Each call to add_to_agent() creates an independent CircuitBreaker for that agent. A broken agent’s circuit opening does not affect any other agent, even when they share the same CircuitBreakerCapability instance.

cap3 = CircuitBreakerCapability(failure_threshold=2)

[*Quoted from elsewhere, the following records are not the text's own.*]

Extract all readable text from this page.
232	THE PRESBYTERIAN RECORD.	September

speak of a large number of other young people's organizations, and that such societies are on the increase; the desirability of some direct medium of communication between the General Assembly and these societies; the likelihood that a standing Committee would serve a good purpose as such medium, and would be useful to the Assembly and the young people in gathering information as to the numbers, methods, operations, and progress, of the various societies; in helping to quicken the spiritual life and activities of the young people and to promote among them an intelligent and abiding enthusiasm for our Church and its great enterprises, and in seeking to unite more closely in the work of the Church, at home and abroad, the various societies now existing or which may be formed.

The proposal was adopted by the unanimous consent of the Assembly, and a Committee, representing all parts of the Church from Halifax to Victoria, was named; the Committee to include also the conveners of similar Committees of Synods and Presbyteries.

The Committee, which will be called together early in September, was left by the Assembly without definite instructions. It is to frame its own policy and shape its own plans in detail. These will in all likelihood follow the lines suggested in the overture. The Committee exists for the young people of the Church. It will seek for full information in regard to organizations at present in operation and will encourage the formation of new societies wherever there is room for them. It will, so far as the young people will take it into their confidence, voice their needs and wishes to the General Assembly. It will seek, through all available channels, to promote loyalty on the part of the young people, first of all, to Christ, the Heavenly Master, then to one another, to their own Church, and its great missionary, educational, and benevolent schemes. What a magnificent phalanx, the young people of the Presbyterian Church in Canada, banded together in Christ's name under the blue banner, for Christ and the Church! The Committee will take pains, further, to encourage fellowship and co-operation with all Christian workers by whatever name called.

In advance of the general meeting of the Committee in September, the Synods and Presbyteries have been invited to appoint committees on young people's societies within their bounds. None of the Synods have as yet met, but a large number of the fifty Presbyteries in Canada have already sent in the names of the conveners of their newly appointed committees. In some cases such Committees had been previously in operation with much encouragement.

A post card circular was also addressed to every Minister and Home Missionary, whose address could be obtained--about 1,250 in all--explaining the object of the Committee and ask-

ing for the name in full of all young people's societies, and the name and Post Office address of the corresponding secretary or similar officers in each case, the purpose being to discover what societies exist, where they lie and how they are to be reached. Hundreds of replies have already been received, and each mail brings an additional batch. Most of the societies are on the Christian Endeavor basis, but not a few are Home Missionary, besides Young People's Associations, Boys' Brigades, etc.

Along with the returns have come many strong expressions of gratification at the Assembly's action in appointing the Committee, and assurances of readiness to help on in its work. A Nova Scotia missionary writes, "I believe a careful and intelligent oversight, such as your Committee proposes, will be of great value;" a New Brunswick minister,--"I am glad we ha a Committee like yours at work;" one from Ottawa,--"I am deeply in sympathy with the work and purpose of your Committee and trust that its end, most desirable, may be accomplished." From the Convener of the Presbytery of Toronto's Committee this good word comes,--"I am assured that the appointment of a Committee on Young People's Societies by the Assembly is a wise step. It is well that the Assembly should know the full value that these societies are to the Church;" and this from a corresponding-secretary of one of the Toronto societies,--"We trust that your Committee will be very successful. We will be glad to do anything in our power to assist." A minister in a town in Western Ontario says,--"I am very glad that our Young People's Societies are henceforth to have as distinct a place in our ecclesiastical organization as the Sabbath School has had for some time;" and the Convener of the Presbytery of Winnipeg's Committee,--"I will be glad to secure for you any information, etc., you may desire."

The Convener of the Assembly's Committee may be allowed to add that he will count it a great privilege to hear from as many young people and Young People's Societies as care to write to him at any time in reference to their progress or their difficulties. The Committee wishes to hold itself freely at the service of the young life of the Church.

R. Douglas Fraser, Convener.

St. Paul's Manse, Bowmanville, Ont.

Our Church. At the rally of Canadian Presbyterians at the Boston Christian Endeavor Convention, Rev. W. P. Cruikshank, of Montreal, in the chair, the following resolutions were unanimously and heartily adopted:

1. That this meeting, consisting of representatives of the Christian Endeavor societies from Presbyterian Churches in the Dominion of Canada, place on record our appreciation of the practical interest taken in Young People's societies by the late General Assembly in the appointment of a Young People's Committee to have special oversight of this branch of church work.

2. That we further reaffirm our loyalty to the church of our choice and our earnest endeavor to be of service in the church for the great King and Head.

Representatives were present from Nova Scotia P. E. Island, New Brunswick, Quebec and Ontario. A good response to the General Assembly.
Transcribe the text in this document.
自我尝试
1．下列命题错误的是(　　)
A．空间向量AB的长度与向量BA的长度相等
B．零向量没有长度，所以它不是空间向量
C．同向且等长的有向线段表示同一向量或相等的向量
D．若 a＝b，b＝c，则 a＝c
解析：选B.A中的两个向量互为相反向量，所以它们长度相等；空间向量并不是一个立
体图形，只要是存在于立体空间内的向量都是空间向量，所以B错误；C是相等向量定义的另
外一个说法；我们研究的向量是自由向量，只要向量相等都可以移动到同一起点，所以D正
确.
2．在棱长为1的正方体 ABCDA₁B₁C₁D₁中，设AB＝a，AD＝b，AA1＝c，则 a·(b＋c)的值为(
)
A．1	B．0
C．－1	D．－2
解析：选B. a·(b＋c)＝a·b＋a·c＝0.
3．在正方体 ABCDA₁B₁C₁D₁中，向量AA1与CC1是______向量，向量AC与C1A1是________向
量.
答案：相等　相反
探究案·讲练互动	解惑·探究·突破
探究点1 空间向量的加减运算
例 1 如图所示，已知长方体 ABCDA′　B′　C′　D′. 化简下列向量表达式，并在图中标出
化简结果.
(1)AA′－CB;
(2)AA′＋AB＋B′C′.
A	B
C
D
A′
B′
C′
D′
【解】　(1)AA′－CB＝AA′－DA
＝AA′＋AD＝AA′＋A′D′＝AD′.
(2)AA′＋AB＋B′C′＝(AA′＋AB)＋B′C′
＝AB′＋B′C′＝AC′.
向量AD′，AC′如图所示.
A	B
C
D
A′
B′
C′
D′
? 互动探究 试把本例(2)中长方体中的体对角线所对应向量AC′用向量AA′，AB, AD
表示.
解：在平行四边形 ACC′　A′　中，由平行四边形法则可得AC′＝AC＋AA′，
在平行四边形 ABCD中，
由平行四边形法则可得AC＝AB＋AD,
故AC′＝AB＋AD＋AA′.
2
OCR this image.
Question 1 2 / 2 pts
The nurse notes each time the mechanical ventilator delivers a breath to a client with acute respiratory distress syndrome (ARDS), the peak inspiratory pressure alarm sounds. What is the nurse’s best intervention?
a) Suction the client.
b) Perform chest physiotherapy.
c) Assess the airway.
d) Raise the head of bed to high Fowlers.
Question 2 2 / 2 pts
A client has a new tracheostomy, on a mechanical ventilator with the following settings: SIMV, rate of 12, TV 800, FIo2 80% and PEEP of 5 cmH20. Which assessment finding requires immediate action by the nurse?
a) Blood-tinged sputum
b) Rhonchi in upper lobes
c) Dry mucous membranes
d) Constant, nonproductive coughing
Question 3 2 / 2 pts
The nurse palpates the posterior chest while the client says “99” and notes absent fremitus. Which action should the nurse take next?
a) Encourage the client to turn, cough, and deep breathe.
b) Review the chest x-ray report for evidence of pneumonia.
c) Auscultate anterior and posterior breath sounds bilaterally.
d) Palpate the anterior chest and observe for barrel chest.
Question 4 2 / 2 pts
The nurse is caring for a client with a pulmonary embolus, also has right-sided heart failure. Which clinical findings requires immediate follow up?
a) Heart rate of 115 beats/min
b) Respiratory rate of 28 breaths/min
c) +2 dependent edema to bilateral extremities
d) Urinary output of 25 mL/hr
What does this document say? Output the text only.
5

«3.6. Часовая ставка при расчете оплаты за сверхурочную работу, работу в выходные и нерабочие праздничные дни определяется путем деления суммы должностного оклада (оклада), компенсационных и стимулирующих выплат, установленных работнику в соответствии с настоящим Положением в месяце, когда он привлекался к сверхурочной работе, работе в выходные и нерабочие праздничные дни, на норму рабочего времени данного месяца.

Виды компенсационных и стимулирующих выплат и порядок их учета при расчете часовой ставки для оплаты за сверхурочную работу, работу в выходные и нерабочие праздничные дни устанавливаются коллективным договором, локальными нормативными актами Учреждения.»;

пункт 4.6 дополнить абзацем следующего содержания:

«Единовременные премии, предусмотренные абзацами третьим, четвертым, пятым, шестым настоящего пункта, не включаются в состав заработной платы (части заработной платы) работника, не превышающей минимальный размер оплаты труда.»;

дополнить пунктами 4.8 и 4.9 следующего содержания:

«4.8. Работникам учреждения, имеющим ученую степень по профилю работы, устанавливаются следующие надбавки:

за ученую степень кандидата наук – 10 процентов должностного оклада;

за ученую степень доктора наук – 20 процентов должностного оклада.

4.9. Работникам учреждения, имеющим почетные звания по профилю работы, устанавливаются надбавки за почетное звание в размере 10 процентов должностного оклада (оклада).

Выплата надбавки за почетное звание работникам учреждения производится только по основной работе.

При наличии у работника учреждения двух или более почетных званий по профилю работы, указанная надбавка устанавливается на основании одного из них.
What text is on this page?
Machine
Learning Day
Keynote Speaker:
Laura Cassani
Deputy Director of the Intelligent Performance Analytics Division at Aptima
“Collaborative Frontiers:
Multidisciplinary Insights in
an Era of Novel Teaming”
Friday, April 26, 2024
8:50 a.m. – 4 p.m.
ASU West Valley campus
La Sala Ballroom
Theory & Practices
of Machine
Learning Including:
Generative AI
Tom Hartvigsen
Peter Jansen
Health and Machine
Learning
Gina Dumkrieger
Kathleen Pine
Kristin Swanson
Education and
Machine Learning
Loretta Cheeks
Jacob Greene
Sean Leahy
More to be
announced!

healthy = ConversableAgent("healthy", llm_config=False)
healthy.register_reply(
    trigger=lambda _: True,
    reply_func=lambda agent, messages, sender, config: (True, "healthy: ok"),
    position=0,
    remove_other_reply_funcs=True,
)

broken = ConversableAgent("broken", llm_config=False)
broken.register_reply(
    trigger=lambda _: True,
    reply_func=lambda agent, messages, sender, config: (True, None),
    position=0,
    remove_other_reply_funcs=True,
)

cap3.add_to_agent(healthy)
cap3.add_to_agent(broken)

msg = [{"role": "user", "content": "test"}]

# Trip the broken agent's circuit
broken.generate_reply(msg)
broken.generate_reply(msg)
print(f"broken  state: {cap3.get_breaker('broken').state}")  # CircuitState.OPEN

# The healthy agent is completely unaffected -- same cap, independent breaker
print(f"healthy reply: {healthy.generate_reply(msg)!r}")  # 'healthy: ok'
print(f"healthy state: {cap3.get_breaker('healthy').state}")  # CircuitState.CLOSED

Summary#

Feature API
Protect an agent cap.add_to_agent(agent)
Inspect circuit state cap.get_breaker(agent.name).state
System-wide halt veronica.state.transition(VeronicaState.SAFE_MODE, ...)
Recovery SAFE_MODE -> IDLE -> SCREENING (two explicit transitions)
Backend for demos MemoryBackend() (no file I/O)

Existing agent.generate_reply(messages) calls need no changes.